A local semiconductor company Triquint was also an exhibit sponsor.

I was really hoping to see something about IC design or EDA software in the Design exhibit, but alas the focus was more on the process of designing and creating in non-electronic ways. Hey OMSI, let’s showcase some of our high-tech resources here in the Silicon Forest.

Gordon Vreugdenhil, the Director of Architectural Initiatives for ModelSim was at the event and we chatted a bit.

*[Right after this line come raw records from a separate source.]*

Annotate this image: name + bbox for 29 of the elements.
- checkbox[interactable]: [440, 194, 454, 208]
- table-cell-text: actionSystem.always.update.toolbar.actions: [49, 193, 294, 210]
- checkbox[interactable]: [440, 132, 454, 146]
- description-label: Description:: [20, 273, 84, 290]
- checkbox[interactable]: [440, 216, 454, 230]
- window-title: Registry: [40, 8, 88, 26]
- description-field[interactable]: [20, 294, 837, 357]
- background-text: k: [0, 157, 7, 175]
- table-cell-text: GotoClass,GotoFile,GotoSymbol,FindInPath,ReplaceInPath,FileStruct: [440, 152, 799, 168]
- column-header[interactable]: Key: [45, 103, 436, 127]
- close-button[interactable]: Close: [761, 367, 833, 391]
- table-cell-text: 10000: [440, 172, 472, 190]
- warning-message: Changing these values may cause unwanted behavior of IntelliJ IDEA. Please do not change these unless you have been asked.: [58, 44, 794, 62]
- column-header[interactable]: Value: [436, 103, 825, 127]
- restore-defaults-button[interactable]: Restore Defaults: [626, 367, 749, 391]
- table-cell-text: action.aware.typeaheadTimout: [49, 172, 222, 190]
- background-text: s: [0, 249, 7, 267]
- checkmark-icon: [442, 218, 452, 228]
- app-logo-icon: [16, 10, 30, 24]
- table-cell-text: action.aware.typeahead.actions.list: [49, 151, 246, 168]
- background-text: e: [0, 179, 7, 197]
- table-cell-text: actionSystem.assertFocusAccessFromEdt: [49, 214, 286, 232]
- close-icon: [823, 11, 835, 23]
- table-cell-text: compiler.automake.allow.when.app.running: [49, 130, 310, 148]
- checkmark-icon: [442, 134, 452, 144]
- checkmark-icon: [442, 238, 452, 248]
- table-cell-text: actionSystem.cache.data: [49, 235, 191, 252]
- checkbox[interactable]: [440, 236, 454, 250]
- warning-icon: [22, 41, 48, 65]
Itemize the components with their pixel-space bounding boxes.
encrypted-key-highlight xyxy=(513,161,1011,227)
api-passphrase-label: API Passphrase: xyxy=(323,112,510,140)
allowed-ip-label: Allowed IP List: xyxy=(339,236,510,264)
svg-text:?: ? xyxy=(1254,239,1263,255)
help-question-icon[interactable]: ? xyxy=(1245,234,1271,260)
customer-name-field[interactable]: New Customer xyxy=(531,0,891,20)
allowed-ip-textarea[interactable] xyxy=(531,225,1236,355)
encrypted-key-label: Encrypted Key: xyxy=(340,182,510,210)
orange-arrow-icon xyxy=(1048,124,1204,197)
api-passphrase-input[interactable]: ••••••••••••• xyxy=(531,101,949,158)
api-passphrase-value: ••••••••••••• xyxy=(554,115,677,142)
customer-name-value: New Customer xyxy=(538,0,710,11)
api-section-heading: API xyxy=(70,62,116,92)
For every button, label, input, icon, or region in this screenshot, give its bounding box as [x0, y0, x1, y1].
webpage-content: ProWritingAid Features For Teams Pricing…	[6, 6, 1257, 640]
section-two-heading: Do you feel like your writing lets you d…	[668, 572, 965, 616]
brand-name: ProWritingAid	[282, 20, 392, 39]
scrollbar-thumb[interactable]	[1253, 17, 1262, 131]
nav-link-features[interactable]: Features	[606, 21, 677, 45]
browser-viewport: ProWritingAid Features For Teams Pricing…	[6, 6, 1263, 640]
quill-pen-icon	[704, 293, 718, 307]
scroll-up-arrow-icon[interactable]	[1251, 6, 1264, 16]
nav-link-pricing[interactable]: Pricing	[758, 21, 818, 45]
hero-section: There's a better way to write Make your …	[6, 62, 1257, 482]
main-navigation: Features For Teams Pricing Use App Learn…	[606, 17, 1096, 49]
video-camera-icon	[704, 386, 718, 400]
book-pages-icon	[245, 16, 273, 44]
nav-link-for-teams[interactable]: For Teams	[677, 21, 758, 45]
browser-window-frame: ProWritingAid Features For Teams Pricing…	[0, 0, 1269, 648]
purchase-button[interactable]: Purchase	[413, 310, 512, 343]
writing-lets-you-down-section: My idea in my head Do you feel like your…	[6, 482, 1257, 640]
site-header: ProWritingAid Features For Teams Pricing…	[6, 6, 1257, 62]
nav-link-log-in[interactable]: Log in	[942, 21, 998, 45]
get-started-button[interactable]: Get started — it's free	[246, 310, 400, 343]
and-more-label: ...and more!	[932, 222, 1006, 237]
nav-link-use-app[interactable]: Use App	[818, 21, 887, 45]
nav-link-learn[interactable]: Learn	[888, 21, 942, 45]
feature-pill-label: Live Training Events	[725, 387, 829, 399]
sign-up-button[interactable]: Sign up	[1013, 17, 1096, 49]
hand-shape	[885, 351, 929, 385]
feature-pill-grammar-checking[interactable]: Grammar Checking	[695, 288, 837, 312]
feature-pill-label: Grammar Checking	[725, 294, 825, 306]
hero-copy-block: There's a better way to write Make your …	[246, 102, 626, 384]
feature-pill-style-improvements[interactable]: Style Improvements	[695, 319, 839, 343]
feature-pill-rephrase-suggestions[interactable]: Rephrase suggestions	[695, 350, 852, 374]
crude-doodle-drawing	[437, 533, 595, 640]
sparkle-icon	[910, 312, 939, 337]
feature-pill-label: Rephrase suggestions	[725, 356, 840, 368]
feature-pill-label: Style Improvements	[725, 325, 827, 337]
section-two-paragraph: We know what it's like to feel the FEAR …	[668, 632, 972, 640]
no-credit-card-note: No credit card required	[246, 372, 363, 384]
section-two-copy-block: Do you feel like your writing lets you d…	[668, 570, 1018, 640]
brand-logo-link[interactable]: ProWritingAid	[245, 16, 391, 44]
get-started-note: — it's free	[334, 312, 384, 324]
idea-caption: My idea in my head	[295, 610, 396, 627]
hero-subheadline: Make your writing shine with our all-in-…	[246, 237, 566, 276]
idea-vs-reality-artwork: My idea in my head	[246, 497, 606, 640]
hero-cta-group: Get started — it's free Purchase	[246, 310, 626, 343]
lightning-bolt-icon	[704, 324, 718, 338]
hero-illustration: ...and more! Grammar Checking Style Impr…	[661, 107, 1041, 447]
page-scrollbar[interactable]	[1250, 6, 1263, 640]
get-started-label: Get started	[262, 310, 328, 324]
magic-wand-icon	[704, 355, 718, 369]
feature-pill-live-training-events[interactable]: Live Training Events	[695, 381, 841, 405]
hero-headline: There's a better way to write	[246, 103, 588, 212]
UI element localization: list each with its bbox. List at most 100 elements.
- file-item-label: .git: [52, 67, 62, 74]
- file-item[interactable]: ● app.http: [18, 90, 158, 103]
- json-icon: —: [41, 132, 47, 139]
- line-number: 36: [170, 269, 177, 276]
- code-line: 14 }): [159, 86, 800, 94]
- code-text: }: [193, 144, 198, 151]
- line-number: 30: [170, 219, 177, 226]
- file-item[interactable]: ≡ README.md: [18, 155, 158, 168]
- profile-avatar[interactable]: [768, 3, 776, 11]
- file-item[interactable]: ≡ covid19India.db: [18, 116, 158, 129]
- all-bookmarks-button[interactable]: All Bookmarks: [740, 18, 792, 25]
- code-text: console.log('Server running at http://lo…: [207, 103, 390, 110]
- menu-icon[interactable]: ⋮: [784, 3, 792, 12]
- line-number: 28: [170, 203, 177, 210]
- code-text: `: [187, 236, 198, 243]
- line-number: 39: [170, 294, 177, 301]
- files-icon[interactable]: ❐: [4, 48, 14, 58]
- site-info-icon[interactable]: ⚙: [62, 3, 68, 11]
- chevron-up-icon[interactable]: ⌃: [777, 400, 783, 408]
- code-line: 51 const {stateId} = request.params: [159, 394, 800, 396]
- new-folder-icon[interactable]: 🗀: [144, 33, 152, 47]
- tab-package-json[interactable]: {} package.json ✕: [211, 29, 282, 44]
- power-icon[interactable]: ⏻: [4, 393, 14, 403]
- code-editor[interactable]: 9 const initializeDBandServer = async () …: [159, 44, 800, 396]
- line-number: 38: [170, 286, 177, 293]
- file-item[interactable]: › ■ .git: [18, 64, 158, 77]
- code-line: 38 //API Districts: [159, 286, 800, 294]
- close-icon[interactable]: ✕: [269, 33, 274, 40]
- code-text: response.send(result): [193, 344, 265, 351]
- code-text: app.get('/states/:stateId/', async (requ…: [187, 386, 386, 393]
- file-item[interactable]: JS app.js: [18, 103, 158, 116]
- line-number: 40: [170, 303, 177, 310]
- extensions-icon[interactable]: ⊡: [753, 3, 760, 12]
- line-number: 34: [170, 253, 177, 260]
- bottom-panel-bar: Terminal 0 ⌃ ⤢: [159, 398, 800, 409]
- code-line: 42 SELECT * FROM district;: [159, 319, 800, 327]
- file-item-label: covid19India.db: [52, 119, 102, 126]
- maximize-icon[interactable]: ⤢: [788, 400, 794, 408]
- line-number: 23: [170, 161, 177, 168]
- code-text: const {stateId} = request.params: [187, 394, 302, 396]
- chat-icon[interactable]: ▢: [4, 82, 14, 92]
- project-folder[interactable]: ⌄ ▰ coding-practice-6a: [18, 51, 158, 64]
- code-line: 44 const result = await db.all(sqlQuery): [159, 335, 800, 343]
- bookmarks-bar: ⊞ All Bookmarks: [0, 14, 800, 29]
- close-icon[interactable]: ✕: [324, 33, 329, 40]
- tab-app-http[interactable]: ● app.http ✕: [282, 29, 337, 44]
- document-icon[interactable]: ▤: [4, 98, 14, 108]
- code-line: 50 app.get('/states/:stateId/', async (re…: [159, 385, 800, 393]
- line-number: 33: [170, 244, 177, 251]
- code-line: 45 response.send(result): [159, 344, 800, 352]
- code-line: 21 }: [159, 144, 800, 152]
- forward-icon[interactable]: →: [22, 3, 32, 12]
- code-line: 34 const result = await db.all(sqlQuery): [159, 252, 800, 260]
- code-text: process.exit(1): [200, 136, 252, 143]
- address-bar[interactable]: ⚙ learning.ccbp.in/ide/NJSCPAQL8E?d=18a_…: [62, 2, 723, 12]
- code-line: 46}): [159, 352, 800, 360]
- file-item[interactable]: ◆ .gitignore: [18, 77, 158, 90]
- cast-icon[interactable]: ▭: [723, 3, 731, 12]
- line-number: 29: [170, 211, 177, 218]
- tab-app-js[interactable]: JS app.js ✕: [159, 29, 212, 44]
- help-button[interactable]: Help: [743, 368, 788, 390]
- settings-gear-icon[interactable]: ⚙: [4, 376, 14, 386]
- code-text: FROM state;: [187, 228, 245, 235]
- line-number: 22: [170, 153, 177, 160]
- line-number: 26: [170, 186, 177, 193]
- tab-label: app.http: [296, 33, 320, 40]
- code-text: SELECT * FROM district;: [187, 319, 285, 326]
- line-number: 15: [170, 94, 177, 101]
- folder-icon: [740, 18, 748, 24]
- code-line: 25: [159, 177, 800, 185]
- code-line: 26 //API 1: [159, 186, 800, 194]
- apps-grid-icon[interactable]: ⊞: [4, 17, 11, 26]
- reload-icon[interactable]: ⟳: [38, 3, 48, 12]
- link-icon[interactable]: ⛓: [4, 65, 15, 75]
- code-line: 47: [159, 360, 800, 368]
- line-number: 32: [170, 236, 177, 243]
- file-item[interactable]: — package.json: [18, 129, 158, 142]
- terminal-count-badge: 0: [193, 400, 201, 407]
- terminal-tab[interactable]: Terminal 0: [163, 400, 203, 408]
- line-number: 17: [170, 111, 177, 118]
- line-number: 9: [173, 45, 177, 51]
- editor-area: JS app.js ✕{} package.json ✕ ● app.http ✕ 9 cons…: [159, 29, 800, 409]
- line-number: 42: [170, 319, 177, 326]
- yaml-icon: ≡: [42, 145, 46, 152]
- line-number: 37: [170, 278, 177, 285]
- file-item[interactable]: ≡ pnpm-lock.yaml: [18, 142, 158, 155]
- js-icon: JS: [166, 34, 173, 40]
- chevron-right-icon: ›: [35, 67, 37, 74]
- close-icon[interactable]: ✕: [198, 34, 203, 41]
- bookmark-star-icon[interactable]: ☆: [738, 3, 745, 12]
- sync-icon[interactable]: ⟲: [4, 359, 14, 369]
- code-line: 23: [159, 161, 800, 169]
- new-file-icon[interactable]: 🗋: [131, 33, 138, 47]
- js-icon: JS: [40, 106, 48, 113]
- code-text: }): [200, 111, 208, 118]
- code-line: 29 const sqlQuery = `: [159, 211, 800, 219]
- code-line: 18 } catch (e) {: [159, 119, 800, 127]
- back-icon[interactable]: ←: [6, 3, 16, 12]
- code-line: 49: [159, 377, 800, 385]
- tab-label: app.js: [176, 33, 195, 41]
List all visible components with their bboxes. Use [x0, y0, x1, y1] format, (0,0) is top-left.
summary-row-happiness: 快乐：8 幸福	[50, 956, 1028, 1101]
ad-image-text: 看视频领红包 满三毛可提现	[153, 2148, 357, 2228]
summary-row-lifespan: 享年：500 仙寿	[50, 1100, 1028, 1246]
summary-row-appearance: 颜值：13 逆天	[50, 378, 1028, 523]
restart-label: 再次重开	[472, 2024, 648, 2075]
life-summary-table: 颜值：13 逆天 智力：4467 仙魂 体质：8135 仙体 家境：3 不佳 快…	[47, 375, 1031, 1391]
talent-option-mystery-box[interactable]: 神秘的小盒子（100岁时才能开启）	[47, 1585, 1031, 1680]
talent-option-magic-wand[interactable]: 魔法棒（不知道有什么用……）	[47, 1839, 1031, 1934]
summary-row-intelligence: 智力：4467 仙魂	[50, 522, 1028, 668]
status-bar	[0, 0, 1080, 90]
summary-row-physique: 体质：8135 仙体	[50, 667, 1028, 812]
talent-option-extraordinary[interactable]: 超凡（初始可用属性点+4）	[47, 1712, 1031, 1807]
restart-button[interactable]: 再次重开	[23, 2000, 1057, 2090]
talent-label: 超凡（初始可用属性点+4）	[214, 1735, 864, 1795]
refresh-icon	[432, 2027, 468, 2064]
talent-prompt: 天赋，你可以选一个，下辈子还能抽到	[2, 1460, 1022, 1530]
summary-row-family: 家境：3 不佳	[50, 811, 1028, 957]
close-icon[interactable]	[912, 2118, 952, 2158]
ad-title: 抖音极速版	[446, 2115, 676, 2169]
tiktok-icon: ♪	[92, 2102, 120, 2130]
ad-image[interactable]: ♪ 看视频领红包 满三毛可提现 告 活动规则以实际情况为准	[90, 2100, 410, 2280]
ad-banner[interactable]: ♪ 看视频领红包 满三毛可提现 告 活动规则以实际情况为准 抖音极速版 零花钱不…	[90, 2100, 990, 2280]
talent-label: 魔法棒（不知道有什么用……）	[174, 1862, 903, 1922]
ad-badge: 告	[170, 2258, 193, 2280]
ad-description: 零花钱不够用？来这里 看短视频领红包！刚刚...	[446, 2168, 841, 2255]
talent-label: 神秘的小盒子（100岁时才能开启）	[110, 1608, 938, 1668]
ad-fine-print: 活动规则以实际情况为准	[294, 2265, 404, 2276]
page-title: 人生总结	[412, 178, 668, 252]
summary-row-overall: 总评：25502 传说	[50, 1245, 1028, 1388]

Gordon Vreugdenhill (Mentor), Daniel Payne

I was fascinated to learn that ModelSim and other RTL simulators don’t really exploit multi-core CPUs. What struck me as odd was that SPICE simulators have figured out how to exploit mult-core CPUs to enable simulation speed ups, so why not RTL simulators? I kind of thought that digital simulators would be easy to exploit parallel processing compared to analog simulators. Hmm, sounds like an opportunity to me, especially since Synopsys has multi-core in their VCS simulator.

Cadence has a charitable side too, with the annual Stars & Strikes to raise money.

Synopsys encourages volunteers to help charities world-wide.

Finally,  Magma is charitable across many events:

  • Stars & Strikes (Cadence event)
  • Local food banks
  • Toys for Tots
  • Disaster relief (Iran earthquake, Puket tsunami)
  • Active military duty assistance
  • Relay for Life (American Cancer Society)
  • Myeloma Research Fund
  • Daughter of Erach Desai, cancer fundraiser

(Thank you Nanette Collins and Milan Lazich at Magma for an update)

4 thoughts on “EDA and Philanthropy”

  1. Daniel – are you not forgetting that digital simulation has been taken to the extreme of parallelism? An emulator, such as Palladium, is in effect thousands of small machines and the design is spread across them. Communications is handled in a much better way than standard machines are capable of because processors only communicate through memory – which is way to slow, and RTOSs place too many heavy burdens on inter process communications. As we see more of the sea of processors and network on chip types of processors emerging, then you may have a better architecture for parallel digital simulation in the mainstream.

    Brian Bailey – keeping you covered

  2. Brian,

    Good point about emulators, but what about RTL and TLM simulators? Why no parellelism with ModelSim?

    To speed up RTL simulation do we need to leave the general purpose CPU with multi-cores and instead embrace something like a GPU?

  3. Digital simulation has been on the to-be-parallelized list for many years. I knew of people at Mentor and Intel who worked on it…for years…many academics also.

    It is one of those hard to parallelize problems, as only a sparse number (very small percentage of the circuit) of elements are active at any given time, and you can’t tell which ones they are going to be!

    From a circuit point of view, this is also true for analog circuits, but there, the current parallelization speedup technology happens by parallelizing the solver for the differential equations driving the circuit.

    That said, you are right that digital/discrete simulation deserves another look, with modern hardware and software technology. In particular, an example would be the application compiler prediction methods. By massively producing both right and wrong simulation traces that are then culled for only the right answers, a speed up can be achieved.

  4. Alan,
    Thanks for the follow up, it helps to validate that we both see an opportunity to speed up digital simulation using the ubiquitous multi-core processors.